Il riassunto della conferenza sulla canapa industriale in Senato: un settore giovane ed economicamente vantaggioso, che rischia di essere distrutto da una decisione scellerata
“Un convegno sulla canapa industriale e il suo destino, oggi messo in discussione”. Inizia così l’introduzione di Sabrina Licheri, portavoce del M5S al Senato che è riuscita in tempi record a trovare uno spazio, in questo caso un aula del Senato, per permettere a tutti gli operatori di confrontarsi su ciò che sta accadendo.
“Parliamo di un qualcosa troppo spesso vittima di luoghi comuni, quando va bene, e di scarsa conoscenza, e addirittura con questa scarsa conoscenza, il tema della canapa industriale è oggetto di regolamentazione. Ecco perché la necessità di questo incontro, in un momento storico così importante è necessario fare chiarezza. Stiamo vivendo un’azione legislativa da parte del governo con il ddl Sicurezza che, con un solo articolo, presenta un accanimento nei confronti della filiera industriale della canapa, perché la si vuole non ostacolare, ma eliminare: produzione, coltivazione, trasporto, commercializzazione, ogni attività legata all’infiorescenza in qualunque forma, addirittura trattandola al pari di una sostanza stupefacente. Tutto questo è surreale. Noi siamo qui per parlare di altro, un altro capace di accompagnare l’economia circolare e sostenibile, capace di produrre un. Fatturato anno di 500 milione di euro, e di dare lavoro a 15mila lavoratori. Incontri come questo sono necessari perché non c’è chiarezza, non c’è trasparenza. In tutto questo altro, di buono, c’è quell’elemento culturale che con prepotenza e arroganza cerca di oscurare tutti i pregi della canapa industriale ed è su questo elemento che dobbiamo agire. C’è questo legame con tutto ciò che ha a che fare con la marijuana, è l’ostacolo principale su cui dobbiamo fare chiarezza. Per questo ho accettato la richiesta di organizzare questo incontro.

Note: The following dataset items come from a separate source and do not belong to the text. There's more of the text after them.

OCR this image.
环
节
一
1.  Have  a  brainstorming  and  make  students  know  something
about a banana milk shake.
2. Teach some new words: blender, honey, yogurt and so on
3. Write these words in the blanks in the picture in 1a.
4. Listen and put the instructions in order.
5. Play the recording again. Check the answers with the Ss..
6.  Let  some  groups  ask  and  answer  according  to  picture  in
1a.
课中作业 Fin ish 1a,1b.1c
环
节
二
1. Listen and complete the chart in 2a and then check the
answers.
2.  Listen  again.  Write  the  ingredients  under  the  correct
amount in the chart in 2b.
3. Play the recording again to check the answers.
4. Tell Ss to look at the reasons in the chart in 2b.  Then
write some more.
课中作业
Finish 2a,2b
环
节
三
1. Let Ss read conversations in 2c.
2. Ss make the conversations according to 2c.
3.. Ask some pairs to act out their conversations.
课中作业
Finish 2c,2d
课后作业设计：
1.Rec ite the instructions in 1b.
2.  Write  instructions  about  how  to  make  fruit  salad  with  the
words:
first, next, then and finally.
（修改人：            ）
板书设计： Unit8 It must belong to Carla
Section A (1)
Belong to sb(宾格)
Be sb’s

Inizia così l’incontro che si è tenuto in Senato nei giorni scorsi, per raccontare le proprietà della canapa industriale e l’enorme equivoco in cui è caduto il governo, che, nel tentativo di azzerare la filiera della cannabis light, rischia di radere al suolo il comparto della canapa industriale in tutte le sue applicazioni, scatenando le ire delle associazioni di settore, ma anche di quelle agricole nazionali, che hanno puntato l’attenzione sulla capacità della canapa di creare reddito, sulla sua potenzialità di recuperare terreni incolti, e sullo svecchiamento dell’età media degli agricoltori, visto che nel settore canapa si attesta intorno ai 30 anni.
La parola è poi passata a Mattia Cusani, presidente dell’associazione Canapa Sativa Italia, che ha moderato l’evento introducendo gli ospiti e commentando le varie posizioni. “Non bastava una semplice conferenza per chiarire tutte le incomprensioni che ci sono nel settore. A partire dalla premessa della legge che è quella di non voler regolamentare l’uso ricreativo (che nulla a che fare con la canapa industriale, nda) per tutelare la sicurezza stradale. Noi operiamo in questo settore con l’obiettivo di valorizzare l’intera pianta, e oggi siamo qui a difendere non solo la pianta, ma la legittima aspettativa di imprenditori e agricoltori di poter investire e lavorare nel settore. Vogliamo spiegare che il provvedimento è dannoso e non giustificato da basi scientifiche. La canapa industriale può diventare per l’Italia ciò che oggi è rappresentato dai grandi vini, e quindi un prodotto di qualità riconosciuto a livello internazionale, ma in questo caso è come se si parlasse di un succo di frutta, naturale, sano e privo di effetti inebrianti. Chiediamo quini che l’articolo 18 venga modificato, sottolineando che siamo pronti a tutelare i nostri interessi in tutte le sedi giuridiche, italiane ed europee”.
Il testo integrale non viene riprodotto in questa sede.